A tough time to read signals

Kevin Christ, associate professor of economics at Rose-Hulman Institute of Technology, said that while historically, a yield curve inversion signals an increased probability of recession, “no one really knows because we are in a much different interest rate environment than at any time since the 1950s.

“Long-term interest rates have not been this low since the 1950s, and the fact of the matter is we simply don’t know if we can interpret yield curve movements the way we have in the past.”

A probability model based on the yield curve, Christ said, currently indicates there is a 35 percent probability that the U.S. economy will be in a recession 12 months from now.

While the economy seems to be strong, as retail sales for the month of July were up the most in the past four months, in general, “retail sales are a poor advance indicator. In early 2007, retail sales were growing at a 6 percent annual rate. In December 2007, the country entered the worst recession since 1982,” Christ said.

One reason for investor skepticism is the on-going trade war with China and tariffs, especially on agriculture, but potentially on other goods, Deboer said. The Trump administration last week stated it would wait until Dec. 15 to impose increased tariffs on Chinese goods that were supposed to go into effect in September.

“It is one thing that is creating uncertainty and disrupting supply chains and reducing demand and raising input prices. That is one of the sources of pessimism, and it is pessimism about the near future that cause the yield curve inversion,” Deboer said.

Another factor, Guell said, is the Federal Reserve System has been holding down short-term interest rates since the Great Recession of 2007-2009.

Interest rates, Guell said, “have never been as manipulated by the Fed, in my view, over such a long period of time. Literally the short term interest rates in the United States have been ... near zero for a very long time, and short term interest rates were pushed way down” after the Great Recession, Guell said.

Because of that, Guell said he is “not comfortable using a normal signal” such as a yield curve inversion “in an abnormal [economic] world.”

In July, the U.S. set a record with 121 months of expansion, DeBoer said, making it the longest economic expansion in U.S. history, beating the record from 1991 to 2001.

“It is strange, as it is both the longest and the slowest expansion in history, but also the steadiest,” DeBoer said. “The American economy has never been as steady as these last 10 years, with growth rates ranging from 1.5 to 3 percent GDP [gross domestic product] and that will never happen again,” Deboer said.

Because of that, Deboer said some investors may say the U.S. economy “can’t go on much longer, so it could be fear of an aging expansion,” he said.

No economic island

Guell also points to European negative interest rates as a result of a weak overall economic activity with the United Kingdom about to leave the European Union and China’s economy is slowing. However, the U.S. economy has been growing, especially in the past two years, he said.

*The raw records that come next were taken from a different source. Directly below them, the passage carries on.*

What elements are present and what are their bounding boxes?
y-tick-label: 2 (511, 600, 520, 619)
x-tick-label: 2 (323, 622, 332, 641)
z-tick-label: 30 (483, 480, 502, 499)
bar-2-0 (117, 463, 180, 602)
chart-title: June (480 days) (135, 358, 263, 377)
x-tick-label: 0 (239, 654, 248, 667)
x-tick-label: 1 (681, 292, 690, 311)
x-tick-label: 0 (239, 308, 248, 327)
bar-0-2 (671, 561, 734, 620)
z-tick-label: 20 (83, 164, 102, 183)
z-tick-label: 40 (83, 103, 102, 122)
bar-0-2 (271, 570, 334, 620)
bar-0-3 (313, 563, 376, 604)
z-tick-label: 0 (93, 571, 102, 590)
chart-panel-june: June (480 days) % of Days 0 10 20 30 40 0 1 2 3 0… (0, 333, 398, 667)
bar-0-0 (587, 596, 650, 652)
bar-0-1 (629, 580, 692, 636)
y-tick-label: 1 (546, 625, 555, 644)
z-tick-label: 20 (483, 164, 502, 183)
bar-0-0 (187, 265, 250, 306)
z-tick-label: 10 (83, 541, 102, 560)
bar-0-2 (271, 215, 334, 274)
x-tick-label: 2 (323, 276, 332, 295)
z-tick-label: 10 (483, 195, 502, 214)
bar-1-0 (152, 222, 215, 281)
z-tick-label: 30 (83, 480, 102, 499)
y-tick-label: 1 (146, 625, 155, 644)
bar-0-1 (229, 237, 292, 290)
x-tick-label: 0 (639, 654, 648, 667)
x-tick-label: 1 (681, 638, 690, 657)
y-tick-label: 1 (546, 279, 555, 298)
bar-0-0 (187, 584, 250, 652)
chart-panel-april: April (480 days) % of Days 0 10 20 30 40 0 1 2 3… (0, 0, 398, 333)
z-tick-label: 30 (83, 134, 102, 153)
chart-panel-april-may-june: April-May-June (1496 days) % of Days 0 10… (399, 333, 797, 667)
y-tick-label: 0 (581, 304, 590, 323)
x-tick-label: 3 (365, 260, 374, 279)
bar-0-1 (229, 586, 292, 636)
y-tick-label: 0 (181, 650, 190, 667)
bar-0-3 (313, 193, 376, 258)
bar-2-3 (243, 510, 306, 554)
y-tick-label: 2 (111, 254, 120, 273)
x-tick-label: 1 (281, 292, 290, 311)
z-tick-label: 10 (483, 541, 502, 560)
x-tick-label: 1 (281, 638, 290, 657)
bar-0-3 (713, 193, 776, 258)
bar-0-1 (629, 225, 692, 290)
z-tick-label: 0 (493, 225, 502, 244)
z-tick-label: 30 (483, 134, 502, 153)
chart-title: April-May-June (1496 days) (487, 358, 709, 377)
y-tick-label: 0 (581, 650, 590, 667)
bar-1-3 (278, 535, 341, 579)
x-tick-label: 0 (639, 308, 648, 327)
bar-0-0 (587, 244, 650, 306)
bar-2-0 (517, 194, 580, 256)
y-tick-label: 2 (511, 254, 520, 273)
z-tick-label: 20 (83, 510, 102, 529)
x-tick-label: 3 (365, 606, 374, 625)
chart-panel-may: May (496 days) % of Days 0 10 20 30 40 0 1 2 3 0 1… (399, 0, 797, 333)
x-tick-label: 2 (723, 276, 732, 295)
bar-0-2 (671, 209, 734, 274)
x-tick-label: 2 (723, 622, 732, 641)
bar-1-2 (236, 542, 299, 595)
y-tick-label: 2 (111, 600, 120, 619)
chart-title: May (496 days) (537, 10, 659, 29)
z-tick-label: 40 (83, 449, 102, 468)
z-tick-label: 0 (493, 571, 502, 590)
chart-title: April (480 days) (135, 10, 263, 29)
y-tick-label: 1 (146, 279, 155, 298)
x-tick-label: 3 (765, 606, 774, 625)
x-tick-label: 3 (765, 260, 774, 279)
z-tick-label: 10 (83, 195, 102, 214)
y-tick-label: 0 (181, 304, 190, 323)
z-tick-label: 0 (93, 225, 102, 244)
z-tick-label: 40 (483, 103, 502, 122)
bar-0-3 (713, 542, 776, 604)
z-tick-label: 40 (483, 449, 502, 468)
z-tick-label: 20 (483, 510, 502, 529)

“But, we don’t live on an island economically,” Guell said. “Our continued economic health against the headwinds of the rest of the world slowing down will be really hard to maintain. The fact that Americans are buying cars, furniture and carpet and clothing, that can happen in isolation for a while, but is not going to happen in isolation in perpetuity.”

Christ said he is “concerned about long-term, perhaps even generational, adverse effects on our economy attributable to steps we are taking that represent a backing away from globalization. I am worried that 20 years from now our country will be poorer because of decisions about trade and immigration that are being made today,” he said.

For now, the best way to avoid a large recession, Guell said, is for the U.S. to stop its trade war with China. Then, Guell, who refers to himself as a conservative Republican, said the U.S. government should take advantage of historically low interest rates to build the national economy further through road and bridge repair/construction projects as well as improving ports, all of which can have “decades of economic impact” and stability, Guell said.